As to a solution, he believes that the government “has to beef up security but not worsen tensions between Jews and Arabs...like some of our Knesset members are doing,” he said.
Right-wing Likud parliament member Amir Ohana said that he would work to immediately loosen gun control laws so that every reservist without a criminal or medical record could carry a personal gun.
However, whatever the motivation, Shaul says that the massive deployment of security forces in residential areas of the city “makes me realise how vulnerable we are,” especially in Tel Aviv, where laid-back cafes and tree-lined streets give the false impression that the city is detached from the conflict.
According to a survey published on Walla News, the culmination of events sees 61 percent of Israelis reporting a decreased sense of security, and 71 percent saying that the government is not reacting to the violence sufficiently.
“However, we can assume that while the right-wing Israelis believe that the government needs to intensify the price that terrorists should pay, the left may say the opposite,” said Dr Kamil Fuchs, who conducted the survey.
Some 31 percent of Palestinian citizens of Israel express the same feeling of decreased security, and fear going out to public places because if they happen to find themselves at the scene of an attack they could be either a suspect or targeted, explained Dr Fuchs.
Prime Minister Benjamin Netanyahu has responded to the attack by blaming Israel’s 1.5 million-strong Palestinian community for maintaining a “lawless state within Israel”.
“Whoever wants to be Israeli must be Israeli all the way. I will not accept two states within Israel,” he said, giving vent to the divisions between Israelis and the Palestinian minority in Israel.
“There are enclaves without law enforcement, with Islamist propaganda, with plenty of weapons often fired during wedding celebrations, with constant crime,” said Netanyahu, repeating complaints often raised by Palestinian-Israeli politicians and citizens themselves, who say that Israel regularly neglects and marginalises their communities.

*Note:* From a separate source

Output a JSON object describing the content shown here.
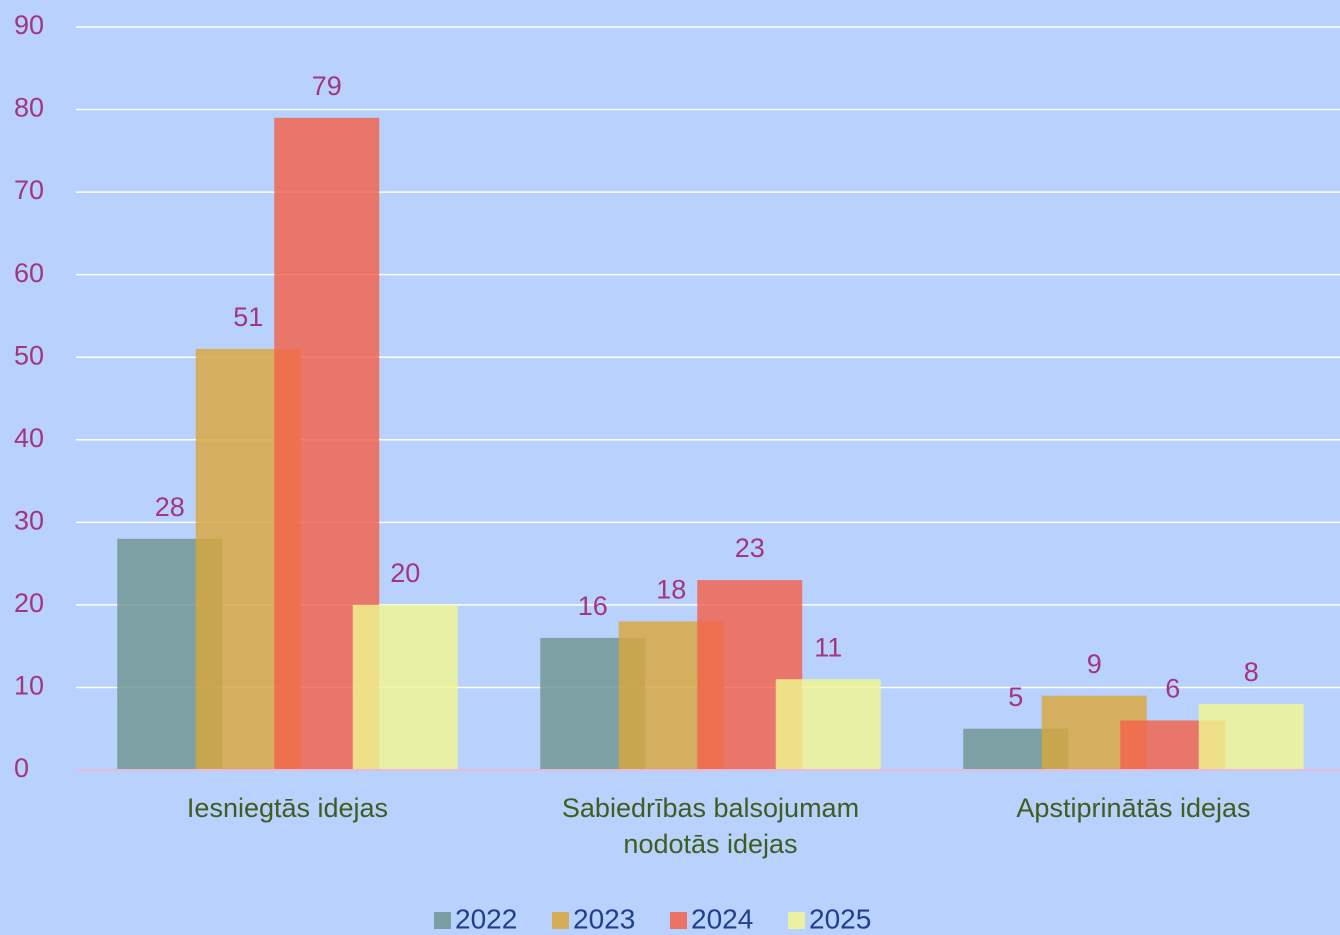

However, a poll conducted by Dr Mina Tzemach and published on the Israeli news site Ynet shows that if Israel were to hold a new round of elections today, Prime Minister Benjamin Netanyahu would likely fail to cobble together a coalition and keep power.

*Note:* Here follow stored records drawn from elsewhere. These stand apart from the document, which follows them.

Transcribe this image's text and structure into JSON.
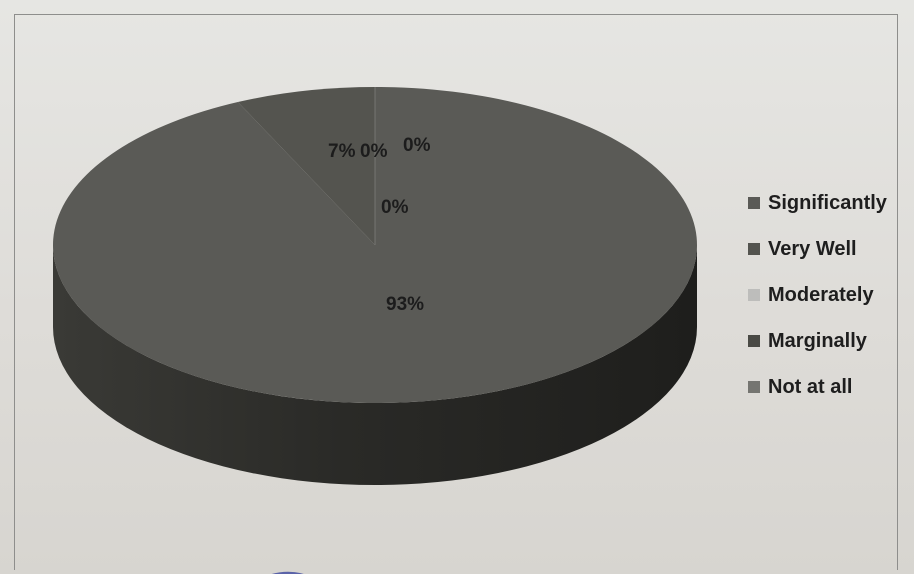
{
  "colors": {
    "significantly": "#5a5a56",
    "very_well": "#54544f",
    "moderately": "#bdbdbb",
    "marginally": "#4a4a45",
    "not_at_all": "#757571",
    "side_dark": "#2e2e2b"
  },
  "chart_data": {
    "type": "pie",
    "three_d": true,
    "categories": [
      "Significantly",
      "Very Well",
      "Moderately",
      "Marginally",
      "Not at all"
    ],
    "values": [
      93,
      7,
      0,
      0,
      0
    ],
    "data_labels": [
      "93%",
      "7%",
      "0%",
      "0%",
      "0%"
    ],
    "legend_position": "right",
    "legend": [
      "Significantly",
      "Very Well",
      "Moderately",
      "Marginally",
      "Not at all"
    ]
  }
}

Netanyahu would only be able to form a coalition of 57 seats, instead of the 61 needed for the majority in Israel's 120 seat Knesset, while both the pro-settler Jewish Home party and the centrist Yesh Atid party would gain in votes, according to the poll.
Since the Friday attack, police spokesperson Luba Samri has sent out instructions that residents carry on their activities as normal, while remaining vigilant.

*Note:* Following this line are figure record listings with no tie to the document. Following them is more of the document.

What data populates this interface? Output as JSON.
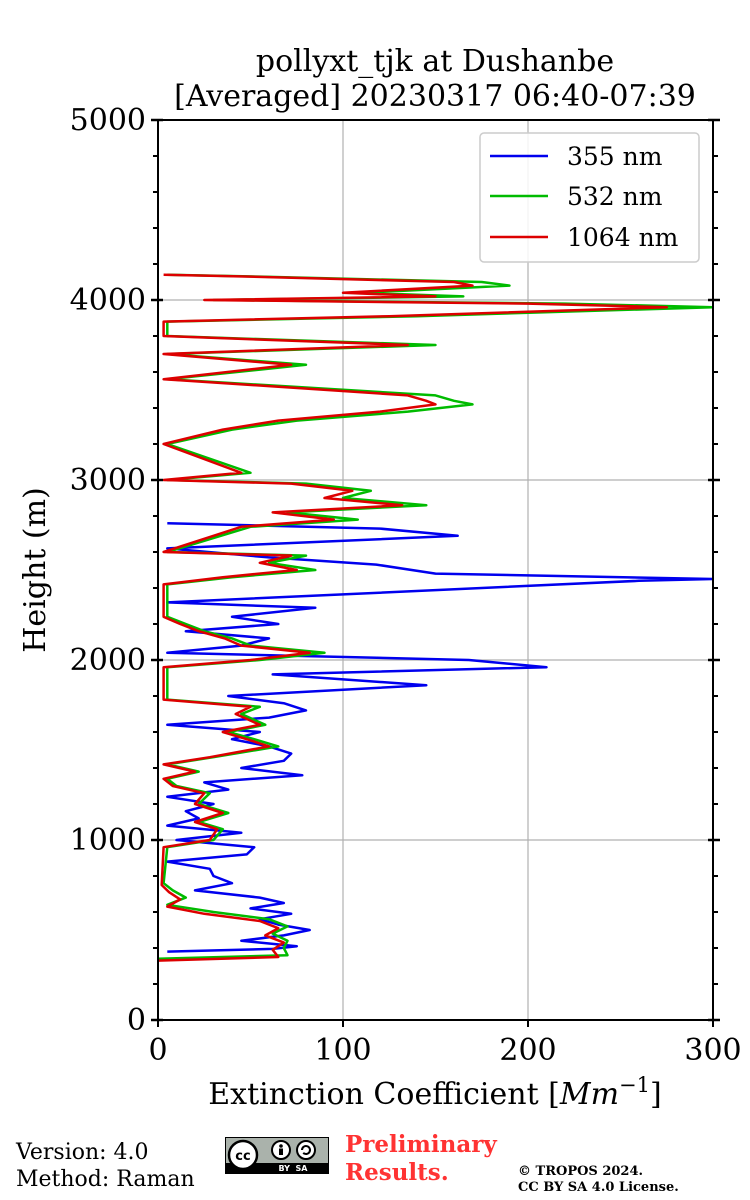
{
  "chart_data": {
    "type": "line",
    "title_line1": "pollyxt_tjk at Dushanbe",
    "title_line2": "[Averaged] 20230317 06:40-07:39",
    "xlabel_prefix": "Extinction Coefficient [",
    "xlabel_unit": "Mm",
    "xlabel_exp": "−1",
    "xlabel_suffix": "]",
    "ylabel": "Height (m)",
    "xlim": [
      0,
      300
    ],
    "ylim": [
      0,
      5000
    ],
    "xticks": [
      0,
      100,
      200,
      300
    ],
    "yticks": [
      0,
      1000,
      2000,
      3000,
      4000,
      5000
    ],
    "xtick_labels": [
      "0",
      "100",
      "200",
      "300"
    ],
    "ytick_labels": [
      "0",
      "1000",
      "2000",
      "3000",
      "4000",
      "5000"
    ],
    "grid": true,
    "legend_position": "top-right",
    "series": [
      {
        "name": "355 nm",
        "color": "#0000ee",
        "points": [
          [
            5,
            380
          ],
          [
            62,
            395
          ],
          [
            75,
            410
          ],
          [
            45,
            440
          ],
          [
            68,
            470
          ],
          [
            82,
            500
          ],
          [
            65,
            530
          ],
          [
            55,
            560
          ],
          [
            72,
            590
          ],
          [
            50,
            620
          ],
          [
            68,
            650
          ],
          [
            55,
            680
          ],
          [
            20,
            720
          ],
          [
            40,
            760
          ],
          [
            30,
            800
          ],
          [
            28,
            840
          ],
          [
            5,
            880
          ],
          [
            48,
            920
          ],
          [
            52,
            960
          ],
          [
            10,
            1000
          ],
          [
            45,
            1040
          ],
          [
            5,
            1080
          ],
          [
            22,
            1120
          ],
          [
            15,
            1160
          ],
          [
            30,
            1200
          ],
          [
            5,
            1240
          ],
          [
            38,
            1280
          ],
          [
            25,
            1320
          ],
          [
            78,
            1360
          ],
          [
            45,
            1400
          ],
          [
            68,
            1440
          ],
          [
            72,
            1480
          ],
          [
            60,
            1520
          ],
          [
            40,
            1560
          ],
          [
            55,
            1600
          ],
          [
            5,
            1640
          ],
          [
            60,
            1680
          ],
          [
            80,
            1720
          ],
          [
            68,
            1760
          ],
          [
            38,
            1800
          ],
          [
            145,
            1860
          ],
          [
            62,
            1920
          ],
          [
            210,
            1960
          ],
          [
            168,
            2000
          ],
          [
            5,
            2040
          ],
          [
            45,
            2080
          ],
          [
            60,
            2120
          ],
          [
            15,
            2160
          ],
          [
            65,
            2200
          ],
          [
            40,
            2240
          ],
          [
            85,
            2290
          ],
          [
            5,
            2320
          ],
          [
            260,
            2440
          ],
          [
            300,
            2450
          ],
          [
            150,
            2480
          ],
          [
            118,
            2530
          ],
          [
            60,
            2570
          ],
          [
            5,
            2620
          ],
          [
            162,
            2690
          ],
          [
            120,
            2730
          ],
          [
            5,
            2760
          ]
        ]
      },
      {
        "name": "532 nm",
        "color": "#00bb00",
        "points": [
          [
            0,
            340
          ],
          [
            70,
            360
          ],
          [
            68,
            400
          ],
          [
            70,
            440
          ],
          [
            62,
            480
          ],
          [
            70,
            520
          ],
          [
            60,
            560
          ],
          [
            30,
            600
          ],
          [
            5,
            640
          ],
          [
            15,
            680
          ],
          [
            8,
            720
          ],
          [
            3,
            760
          ],
          [
            5,
            960
          ],
          [
            30,
            1000
          ],
          [
            35,
            1060
          ],
          [
            22,
            1100
          ],
          [
            38,
            1150
          ],
          [
            22,
            1200
          ],
          [
            28,
            1260
          ],
          [
            10,
            1300
          ],
          [
            5,
            1340
          ],
          [
            22,
            1380
          ],
          [
            5,
            1420
          ],
          [
            30,
            1460
          ],
          [
            65,
            1520
          ],
          [
            52,
            1560
          ],
          [
            38,
            1600
          ],
          [
            58,
            1640
          ],
          [
            45,
            1700
          ],
          [
            55,
            1740
          ],
          [
            5,
            1780
          ],
          [
            5,
            1840
          ],
          [
            5,
            1960
          ],
          [
            55,
            2000
          ],
          [
            90,
            2040
          ],
          [
            50,
            2080
          ],
          [
            40,
            2120
          ],
          [
            25,
            2160
          ],
          [
            15,
            2200
          ],
          [
            5,
            2240
          ],
          [
            5,
            2420
          ],
          [
            40,
            2460
          ],
          [
            85,
            2500
          ],
          [
            60,
            2540
          ],
          [
            80,
            2580
          ],
          [
            5,
            2600
          ],
          [
            50,
            2740
          ],
          [
            108,
            2780
          ],
          [
            70,
            2820
          ],
          [
            145,
            2860
          ],
          [
            100,
            2900
          ],
          [
            115,
            2940
          ],
          [
            80,
            2980
          ],
          [
            5,
            3000
          ],
          [
            50,
            3040
          ],
          [
            5,
            3200
          ],
          [
            40,
            3280
          ],
          [
            75,
            3330
          ],
          [
            135,
            3380
          ],
          [
            170,
            3420
          ],
          [
            160,
            3440
          ],
          [
            150,
            3470
          ],
          [
            70,
            3520
          ],
          [
            5,
            3560
          ],
          [
            80,
            3640
          ],
          [
            5,
            3700
          ],
          [
            150,
            3750
          ],
          [
            5,
            3800
          ],
          [
            5,
            3880
          ],
          [
            140,
            3910
          ],
          [
            300,
            3960
          ],
          [
            220,
            3980
          ],
          [
            30,
            4000
          ],
          [
            165,
            4020
          ],
          [
            110,
            4040
          ],
          [
            190,
            4080
          ],
          [
            175,
            4100
          ],
          [
            55,
            4130
          ],
          [
            5,
            4140
          ]
        ]
      },
      {
        "name": "1064 nm",
        "color": "#dd0000",
        "points": [
          [
            0,
            330
          ],
          [
            65,
            350
          ],
          [
            62,
            390
          ],
          [
            68,
            430
          ],
          [
            58,
            470
          ],
          [
            65,
            510
          ],
          [
            55,
            550
          ],
          [
            25,
            590
          ],
          [
            5,
            630
          ],
          [
            12,
            670
          ],
          [
            6,
            710
          ],
          [
            2,
            750
          ],
          [
            3,
            960
          ],
          [
            28,
            1000
          ],
          [
            32,
            1060
          ],
          [
            20,
            1100
          ],
          [
            35,
            1150
          ],
          [
            20,
            1200
          ],
          [
            25,
            1260
          ],
          [
            8,
            1300
          ],
          [
            3,
            1340
          ],
          [
            20,
            1380
          ],
          [
            3,
            1420
          ],
          [
            28,
            1460
          ],
          [
            60,
            1520
          ],
          [
            48,
            1560
          ],
          [
            35,
            1600
          ],
          [
            55,
            1640
          ],
          [
            42,
            1700
          ],
          [
            50,
            1740
          ],
          [
            3,
            1780
          ],
          [
            3,
            1840
          ],
          [
            3,
            1960
          ],
          [
            50,
            2000
          ],
          [
            82,
            2040
          ],
          [
            45,
            2080
          ],
          [
            36,
            2120
          ],
          [
            22,
            2160
          ],
          [
            12,
            2200
          ],
          [
            3,
            2240
          ],
          [
            3,
            2420
          ],
          [
            35,
            2460
          ],
          [
            75,
            2500
          ],
          [
            55,
            2540
          ],
          [
            72,
            2580
          ],
          [
            3,
            2600
          ],
          [
            45,
            2740
          ],
          [
            95,
            2780
          ],
          [
            62,
            2820
          ],
          [
            132,
            2860
          ],
          [
            90,
            2900
          ],
          [
            105,
            2940
          ],
          [
            72,
            2980
          ],
          [
            3,
            3000
          ],
          [
            45,
            3040
          ],
          [
            3,
            3200
          ],
          [
            35,
            3280
          ],
          [
            65,
            3330
          ],
          [
            120,
            3380
          ],
          [
            150,
            3420
          ],
          [
            145,
            3440
          ],
          [
            135,
            3470
          ],
          [
            62,
            3520
          ],
          [
            3,
            3560
          ],
          [
            72,
            3640
          ],
          [
            3,
            3700
          ],
          [
            135,
            3750
          ],
          [
            3,
            3800
          ],
          [
            3,
            3880
          ],
          [
            125,
            3910
          ],
          [
            275,
            3960
          ],
          [
            200,
            3980
          ],
          [
            25,
            4000
          ],
          [
            150,
            4020
          ],
          [
            100,
            4040
          ],
          [
            170,
            4080
          ],
          [
            160,
            4100
          ],
          [
            50,
            4130
          ],
          [
            3,
            4140
          ]
        ]
      }
    ]
  },
  "footer": {
    "version": "Version: 4.0",
    "method": "Method: Raman",
    "preliminary_line1": "Preliminary",
    "preliminary_line2": "Results.",
    "copyright_line1": "© TROPOS 2024.",
    "copyright_line2": "CC BY SA 4.0 License.",
    "cc_badge_text": "BY  SA",
    "cc_badge_logo": "cc"
  }
}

However, on the Sunday following the attack, the first day of the week in Israel, schools were under heavy security as the manhunt for the killer continued, with 50 percent of students in northern Tel Aviv staying home from school, according to the Tel Aviv municipality.
For Israelis like Talia Malek, a teacher in Jerusalem, while she trusts that security forces are doing everything in their power to protect citizens, she believes the government is not doing enough.
She would like to see the government increase security measures, including deportation of attackers’ families in order to “send a clear message that terrorism has a price,” she said.
“It’s obvious that these people do not value their lives, so we need to get at the root and really hit at where it will make a difference in a deeper way,” she said.